Vier Stücke von Mark McClain, Tara Yipp, Lode Devos und Alejandro Cerrudo eröffneten die Ballettsaison am Landestheater Coburg: Mitreißende "Short Stories".

Witzig, zauberhaft, herausfordernd. Stell Dir vor, es ist große Tanzpremiere in Coburg mit dem üppigen Angebot von vier verschiedenen Choreografen, und keiner geht hin. Es war am Sonntag erschütternd, zu erleben, mit welcher Intensität auf hohem tänzerischen Niveau eindringliches Bilder- und Musiktheater gelebt wurde - vor erschreckend leeren Reihen im Landestheater Coburg. Die vom Rechnungshof erzwungenen Eintrittspreise?

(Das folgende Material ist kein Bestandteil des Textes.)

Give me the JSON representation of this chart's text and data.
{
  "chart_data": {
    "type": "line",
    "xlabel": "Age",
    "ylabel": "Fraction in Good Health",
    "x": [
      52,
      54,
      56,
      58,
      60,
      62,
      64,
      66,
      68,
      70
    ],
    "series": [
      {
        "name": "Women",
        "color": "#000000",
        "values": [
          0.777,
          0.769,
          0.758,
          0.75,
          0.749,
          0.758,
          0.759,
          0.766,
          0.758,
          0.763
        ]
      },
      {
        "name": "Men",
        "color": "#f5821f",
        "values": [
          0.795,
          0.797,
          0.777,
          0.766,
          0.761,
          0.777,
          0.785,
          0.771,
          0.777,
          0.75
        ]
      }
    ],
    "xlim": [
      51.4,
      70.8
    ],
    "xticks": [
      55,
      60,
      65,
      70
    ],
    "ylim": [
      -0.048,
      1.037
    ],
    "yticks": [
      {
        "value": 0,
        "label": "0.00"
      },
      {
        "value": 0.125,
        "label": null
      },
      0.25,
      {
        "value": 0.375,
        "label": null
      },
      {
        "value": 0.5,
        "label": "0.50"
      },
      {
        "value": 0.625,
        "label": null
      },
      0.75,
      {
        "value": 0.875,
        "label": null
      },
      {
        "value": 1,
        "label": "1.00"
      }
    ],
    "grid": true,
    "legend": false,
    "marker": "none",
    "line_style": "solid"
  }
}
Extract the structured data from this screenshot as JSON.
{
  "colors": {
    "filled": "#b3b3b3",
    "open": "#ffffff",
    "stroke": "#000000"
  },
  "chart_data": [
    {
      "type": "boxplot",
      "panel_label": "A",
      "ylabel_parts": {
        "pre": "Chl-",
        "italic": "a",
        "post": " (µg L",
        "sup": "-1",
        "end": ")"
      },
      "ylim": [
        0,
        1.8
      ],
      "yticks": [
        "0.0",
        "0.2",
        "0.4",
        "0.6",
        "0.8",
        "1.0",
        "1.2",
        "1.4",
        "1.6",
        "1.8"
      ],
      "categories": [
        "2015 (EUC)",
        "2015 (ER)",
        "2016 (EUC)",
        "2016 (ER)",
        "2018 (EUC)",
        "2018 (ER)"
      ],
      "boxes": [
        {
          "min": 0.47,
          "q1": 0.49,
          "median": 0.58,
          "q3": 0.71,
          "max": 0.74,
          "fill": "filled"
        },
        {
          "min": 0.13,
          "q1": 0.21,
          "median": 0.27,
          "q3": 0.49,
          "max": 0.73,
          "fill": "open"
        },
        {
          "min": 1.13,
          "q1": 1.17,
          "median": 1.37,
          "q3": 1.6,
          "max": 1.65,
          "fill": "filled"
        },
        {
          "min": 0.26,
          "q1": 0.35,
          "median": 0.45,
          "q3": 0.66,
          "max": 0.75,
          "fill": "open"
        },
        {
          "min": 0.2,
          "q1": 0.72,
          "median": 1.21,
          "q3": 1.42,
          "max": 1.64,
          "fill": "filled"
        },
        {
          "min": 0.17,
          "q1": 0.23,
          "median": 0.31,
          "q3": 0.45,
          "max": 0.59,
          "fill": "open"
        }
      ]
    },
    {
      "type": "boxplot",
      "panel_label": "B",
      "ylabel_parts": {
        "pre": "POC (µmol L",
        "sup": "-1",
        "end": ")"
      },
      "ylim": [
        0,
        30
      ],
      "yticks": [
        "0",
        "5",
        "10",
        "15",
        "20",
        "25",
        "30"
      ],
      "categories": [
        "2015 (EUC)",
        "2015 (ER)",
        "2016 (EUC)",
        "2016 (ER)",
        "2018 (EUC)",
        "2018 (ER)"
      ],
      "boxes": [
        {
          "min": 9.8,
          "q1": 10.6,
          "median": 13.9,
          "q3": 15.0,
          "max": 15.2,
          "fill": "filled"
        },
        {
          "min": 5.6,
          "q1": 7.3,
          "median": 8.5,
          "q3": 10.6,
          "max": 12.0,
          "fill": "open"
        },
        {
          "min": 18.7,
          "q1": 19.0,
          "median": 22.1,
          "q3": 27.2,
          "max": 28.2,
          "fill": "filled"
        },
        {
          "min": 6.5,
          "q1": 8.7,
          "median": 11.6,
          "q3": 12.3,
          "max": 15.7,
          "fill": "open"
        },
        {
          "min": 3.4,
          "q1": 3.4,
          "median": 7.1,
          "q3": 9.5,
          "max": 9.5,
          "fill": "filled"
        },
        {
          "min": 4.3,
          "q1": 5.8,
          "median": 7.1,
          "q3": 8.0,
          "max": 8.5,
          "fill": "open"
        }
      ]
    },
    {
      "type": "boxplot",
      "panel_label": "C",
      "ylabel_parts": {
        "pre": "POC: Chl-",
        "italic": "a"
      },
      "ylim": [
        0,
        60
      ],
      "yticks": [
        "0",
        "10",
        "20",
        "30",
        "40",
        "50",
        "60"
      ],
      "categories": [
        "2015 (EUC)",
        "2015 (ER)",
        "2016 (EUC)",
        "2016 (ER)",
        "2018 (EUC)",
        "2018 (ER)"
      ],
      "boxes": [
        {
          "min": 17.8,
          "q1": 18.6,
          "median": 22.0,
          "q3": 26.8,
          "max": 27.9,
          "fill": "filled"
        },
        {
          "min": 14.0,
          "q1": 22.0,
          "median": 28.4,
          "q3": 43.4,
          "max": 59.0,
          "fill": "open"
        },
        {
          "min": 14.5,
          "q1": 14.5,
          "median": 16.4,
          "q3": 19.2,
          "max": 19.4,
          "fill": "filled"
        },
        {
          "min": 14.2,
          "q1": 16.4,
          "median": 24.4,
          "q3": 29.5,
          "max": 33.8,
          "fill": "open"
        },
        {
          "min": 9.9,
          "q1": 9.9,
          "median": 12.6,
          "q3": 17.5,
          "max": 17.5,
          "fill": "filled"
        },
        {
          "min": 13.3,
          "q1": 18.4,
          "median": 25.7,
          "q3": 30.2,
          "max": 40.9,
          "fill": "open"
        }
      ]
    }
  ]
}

Darüber fiel das eine und das andere Wort im Parkett. Oder der von vielen als unschön empfundene frühe Sonntagabend als Premierentermin? Jedenfalls hat die Coburger Compagnie, auch diesmal wieder solistisch herausragend und mit ergreifenden Darstellungen, das nicht verdient. Genauso wenig wie dieser perspektivenreiche Tanzabend als solcher.
Da ist "Situs", die Uraufführung des niederländischen Choreografen Lode Devos als erklärt gesellschaftspolitische Aussage.
Menschen sind in ihrer reichen Welt so verfangen, dass sie wie mit Küche, Kleiderschrank, Geldhaufen verwachsen erscheinen. Sie reagieren auf nichts mehr.
Devos zeigt parallel zum Tanz im Hintergrund einen Film, von der Grandiosität dieser Erde zu ihrem heutigen Missbrauch. Mit der eindringlichen Musik Arvo Pärts überschreitet die Konzeption stellenweise die Grenze zur Überfrachtung, samt nicht mehr ganz verständlichem Solo am Schluss. Sie ist aber insgesamt ein spannendes Stück aktuellen Theaters.


Die puren Körper

Die Coburger Ballettmeisterin Tara Yipp mit ihrer ins Seeleninnere forschenden Choreografie "Lost Souls Found" zu arabisch anmutender heutiger Musik berührt einmal mehr durch die so selbstverständlich wie intensiv wirkende und fließende Gestik der puren Körper im Lichtkegel. Chih-Lin Chan und Takashi Yamamoto waren bei der Premiere das eindringlich suchende Paar.
Der Coburger Ballettchef Mark McClain wartet mit einer zauberhaften Uraufführung weitestgehend im klassischen Stil auf: A Different Season. Zu Stings die Jahrhunderte überspringenden Interpretationen der Lieder von John Dowland zeigt er eine lächelnde Gesellschaft in den duftigen Kostümen von Bühnenbildnerin Susanne Wilczek, in die es dem "Suchenden" nicht gelingt einzudringen. Der wird von dem bemerkenswerten Sylvain Guillot getanzt. Immer wieder wie aus dem Lot gezogen wirken die klassischen Figuren, in denen die Sprache McClains verankert bleibt. Doch es ist diese zarte Nuance, die neben die Pose führt, mit der er und vor allem Guillot neue Aussagekraft gewinnen.
Na und dann diese drei schönen, (fast) nackten Männer. Wer wird sich denn die entgehen lassen? Die hinreißende Miniatur "Pacopepepluto" des in Chicago wirkenden Alejandro Cerrudo, in Coburg einstudiert durch seinen Mitarbeiter John MacMillen, führt schmunzelnd, liebevoll entlarvend in von allen stützenden Statushilfen entblößte männliche Sehnsüchte und Seelenzustände. Wozu Dean Martin so herrlich schmalzt in Memories, Chapel in the Moonlight und gar Amore. Takashi Yamamoto, Federico Frigo und Sylvain Guillot bei der Premiere - in weiteren Vorstellungen gibt es wie in den anderen Stücken auch Alternativbesetzungen - bieten in ihrem minimalst bekleideten Zustand wirklich köstliche Theatermomente.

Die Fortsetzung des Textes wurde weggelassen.